Eine ganze Minute pro Woche
Kein Wunder also, dass sich Trickfilmer Jörg Herrmann aus dem Kreischaer Ortsteil Gombsen ausgerechnet jenen Heron als Namenspatron für eine neue Erfindung auserkor. Jörg Herrmann hat nämlich gemeinsam mit seinem Sohn Friedrich und zwei, drei weiteren Mitstreitern eine Trickbank ausgetüftelt, die die Arbeit im Studio erleichtern, vor allem aber beschleunigen soll. 15000Euro und zwei Monate Arbeit haben die Trickfilmer in „Heron“ gesteckt. „Jetzt können wir statt bisher 40 Sekunden Film in der Woche eine ganze Minute produzieren“, schwärmt Herrmann. Pro Woche spare er so einen Drehtag.
Die Trickbank soll sofort zum Einsatz kommen und zwar bei dem derzeitigen Krabat-Projekt. Der Film mit dem Titel „Der siebente Rabe“ entsteht im Auftrag der Domowina, des Bundes Lausitzer Sorben, im Gombsener Studio. Und weil Jörg Herrmann einer der letzten gelernten Silhouetten-Trickfilmer ist, wird sein Krabat einer jener kleinen, holden und durchaus liebenswerten Finsterlinge sein, mit denen Herrmann in der Fachwelt bekannt geworden und geachtet ist.
Ein Silhouettenfilm setzt sich aus Tausenden fotographierten Einzelbildern zusammen. Pro Sekunde Film bedarf es 25Bilder, für eine Minute 1500 einzelner Aufnahmen. Dabei wird es auch mit „Heron“ bleiben. Entfallen werden aber aufwendige Dekorationsarbeiten, die bisher viel Zeit gekostet haben. Die gläserne Trickbank mit ihren Maßen von 3,25 mal 1,25 Metern ist nämlich dreimal so groß wie herkömmliche Tricktische. Über „Heron“ ist die fahrbare Kamera angebracht. Sie schafft das, was bisher Handarbeit war oder lediglich unvollkommener Halbautomatismus: Kamerafahrten zu produzieren. „Viele Trickfilmer haben sich an diesem Problem probiert. Bisher hat es keiner geschafft, etwas Praktisches zu entwickeln.“
So blieb den Scherenschnitt-Experten aus Gombsen nicht viel mehr übrig, als ein paar Sequenzen zu belichten, dann die Dekoration umzubauen und wieder ein paar Sequenzen zu belichten und wieder umzubauen.

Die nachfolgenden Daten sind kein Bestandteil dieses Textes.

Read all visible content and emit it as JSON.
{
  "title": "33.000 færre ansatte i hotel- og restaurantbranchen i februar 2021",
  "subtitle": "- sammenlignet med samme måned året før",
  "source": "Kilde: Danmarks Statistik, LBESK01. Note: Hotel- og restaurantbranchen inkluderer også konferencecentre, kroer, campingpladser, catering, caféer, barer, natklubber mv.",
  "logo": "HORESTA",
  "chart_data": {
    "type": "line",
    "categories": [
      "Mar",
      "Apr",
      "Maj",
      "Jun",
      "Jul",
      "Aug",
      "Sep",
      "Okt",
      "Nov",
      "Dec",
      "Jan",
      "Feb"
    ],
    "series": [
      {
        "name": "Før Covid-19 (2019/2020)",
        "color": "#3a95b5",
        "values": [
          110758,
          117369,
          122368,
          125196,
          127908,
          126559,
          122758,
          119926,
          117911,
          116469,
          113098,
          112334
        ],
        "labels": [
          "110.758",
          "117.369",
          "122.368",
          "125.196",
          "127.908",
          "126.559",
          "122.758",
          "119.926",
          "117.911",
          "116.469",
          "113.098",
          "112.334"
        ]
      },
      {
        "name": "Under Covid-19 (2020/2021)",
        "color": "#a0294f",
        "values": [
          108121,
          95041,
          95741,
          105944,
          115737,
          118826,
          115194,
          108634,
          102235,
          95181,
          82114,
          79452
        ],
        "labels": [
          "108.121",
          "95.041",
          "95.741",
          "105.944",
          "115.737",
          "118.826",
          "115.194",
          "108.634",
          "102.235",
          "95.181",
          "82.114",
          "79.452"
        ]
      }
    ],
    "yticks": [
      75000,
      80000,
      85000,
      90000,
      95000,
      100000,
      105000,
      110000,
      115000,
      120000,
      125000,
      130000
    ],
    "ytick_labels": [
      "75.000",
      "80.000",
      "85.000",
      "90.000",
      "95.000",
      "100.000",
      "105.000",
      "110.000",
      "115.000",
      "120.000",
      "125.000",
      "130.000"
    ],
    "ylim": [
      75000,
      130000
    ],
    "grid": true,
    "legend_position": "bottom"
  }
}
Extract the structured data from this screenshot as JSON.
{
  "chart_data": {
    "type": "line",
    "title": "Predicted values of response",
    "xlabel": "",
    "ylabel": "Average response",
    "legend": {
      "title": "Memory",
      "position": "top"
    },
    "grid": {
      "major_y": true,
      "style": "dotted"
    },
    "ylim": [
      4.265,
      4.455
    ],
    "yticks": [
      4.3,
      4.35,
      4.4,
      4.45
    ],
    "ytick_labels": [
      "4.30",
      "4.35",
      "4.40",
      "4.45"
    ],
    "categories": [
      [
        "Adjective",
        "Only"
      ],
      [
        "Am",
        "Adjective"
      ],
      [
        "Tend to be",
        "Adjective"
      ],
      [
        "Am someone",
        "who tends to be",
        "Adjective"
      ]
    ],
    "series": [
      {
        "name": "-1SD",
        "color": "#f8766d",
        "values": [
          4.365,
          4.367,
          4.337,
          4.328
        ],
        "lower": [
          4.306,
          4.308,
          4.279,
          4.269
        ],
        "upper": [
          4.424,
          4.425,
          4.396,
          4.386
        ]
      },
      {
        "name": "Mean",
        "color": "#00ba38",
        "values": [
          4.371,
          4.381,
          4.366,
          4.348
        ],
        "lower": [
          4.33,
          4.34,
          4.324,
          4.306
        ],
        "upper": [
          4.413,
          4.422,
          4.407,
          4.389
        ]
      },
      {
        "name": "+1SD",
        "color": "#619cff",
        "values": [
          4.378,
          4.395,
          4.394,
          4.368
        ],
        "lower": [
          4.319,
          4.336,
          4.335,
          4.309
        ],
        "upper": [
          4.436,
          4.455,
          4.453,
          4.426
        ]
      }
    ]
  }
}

Alles Geschichte. „Jetzt kann es richtig losgehen“, freut sich Jörg Herrmann und reibt sich die Hände. 68Jahre alt ist er jetzt, aber kein bisschen arbeitsmüde. Und es gibt noch viel zu tun.
Im Juli soll sein Krabat fertig sein. Das Prinzip ist einfach: Von Hand ausgeschnittene Silhouetten werden auf den von unten beleuchteten „Heron“ gelegt und im Bild festgehalten. Schrittweise verschiebt der Animateur die schwarzen Pappfiguren, macht von jeder Position eine Aufnahme. Am Ende werden die Einzelbilder automatisch zusammengefügt und es entstehen komplexe Bewegungsabläufe. Hintergründe werden schließlich per Computer eingefügt.
Sohn Friedrich Herrmann hat sich vor allem um die Technik gekümmert und die Software für die Kamerafahrten programmiert. Was das Trickfilmhandwerk anbelangt, sei er noch Lehrling. „Irgendwann einmal werde ich hier richtig mit einsteigen und die Tradition fortsetzen.“ Lehrstunden könnte er auch in baldiger Zukunft nehmen: Vater Jörg plant nämlich schon eine Fortsetzung des Krabat, nochmals 45Minuten lang.